Blockchain is Important to Media and Entertainment too – IBM Explains at IBC Event

2018-9-27 02:23

Quickly being adopted by many industries, but predominantly in finance, trade and logistics—where “transactions” of both money and data occur—blockchain can increase efficiency in any sector. The big “buzz” is often around these first-adopting sectors, but blockchain can also improve some of our most everyday experiences.

Just about everyone is exposed to some form of media and entertainment daily, whether it’s smartphone- or TV-based, a book, movie, or YouTube video—even just reading the news.

At the global media event, the International Broadcasting Convention (IBC), IBM stepped up to explain blockchain’s importance to the media and entertainment industry, reports media publication Studio Daily.

Blockchain Reduces Inefficiency

The general manager of IBM’s ever-developing blockchain services, Jason Kelley said:

“Two-thirds of organizations worldwide are already experimenting with blockchain.”

IBM also revealed that the use of blockchain has reduced inefficiency by as much as 90 percent in early implementations. Kelley gave the example of IBM’s international shipping blockchain pilot with Maersk wherein a single cross-globe shipment blockchain reduced the number of documents involved from 200 to 20.

As data can be time-stamped and stored immutably on a decentralized, shared blockchain, participants can quickly access the ledger of information in one step.

This negates the need for these companies to store data on their own systems only, then for participants to send documents between themselves by conventional methods used to pass information and answer queries.

Taking Back Control of Consumer Data

IBM’s global solutions leader for advertising, Chad Andrews, declared that blockchain could be used in media and entertainment to quell some of Facebook and Google’s monopoly on consumer data-collection.

Consumer data collected by these technology giants through cookies, browsing histories and the like are held and controlled by them, often with little knowledge and even less reward to the data’s actual owner – the consumer.

Blockchain has long been pitched as a decentralized, democratic method for consumers to exert more control over their personal data.
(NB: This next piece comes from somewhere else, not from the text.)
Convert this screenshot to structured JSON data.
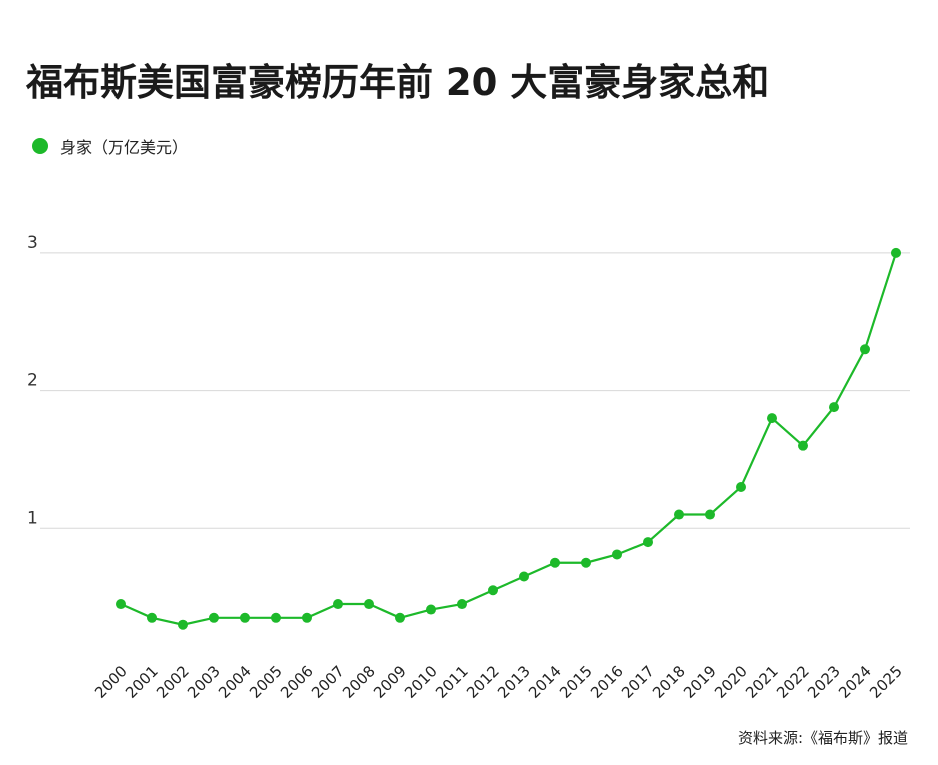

Consumer data could become a marketplace in its own right, independent of big players like Google and Facebook.

“Data [about consumers] can be combined, but different people own it,” said Andrews at the IBC event. “We have to be able to tokenize those data sets into discrete assets that can be traded in the market, and we need to be able to price those.”

Media publishers would benefit from better access to consumer data, Andrews continued, “Decentralizing and democratizing that will flatten margins, it will give control of the consumer relationship back to the publishers, where it belongs, and you can do things that walled gardens typically can’t do, like aggregated third-party measurement across platforms.”

Rights and Royalties

Peter Guglielmino, CTO of the global media and entertainment industry for IBM, explained how creatives—authors, actors, and musicians—could be more certain of royalty payments if blockchain is used as a “tamper proof” way to store metadata.

There are a number of blockchain startups focusing on platforms to record who created what in the immutable, secure, and shareable way of blockchain.

This is also true for the complicated world of intellectual property rights, patents, and research, where researchers often have to evidence and prove ownership of their findings in costly processes. Again, blockchain records of valuable research data provide evidence of who created what and when, in a simplistic, shareable way.

As IBM says, many organizations, large and small, are looking at how blockchain can improve security and efficiencies.

Blockchain is being adopted or investigated in what is surely now every sector. As a “foundational” technology like the internet, it’s likely that soon we’ll all be using blockchain in some way, often without even realizing it.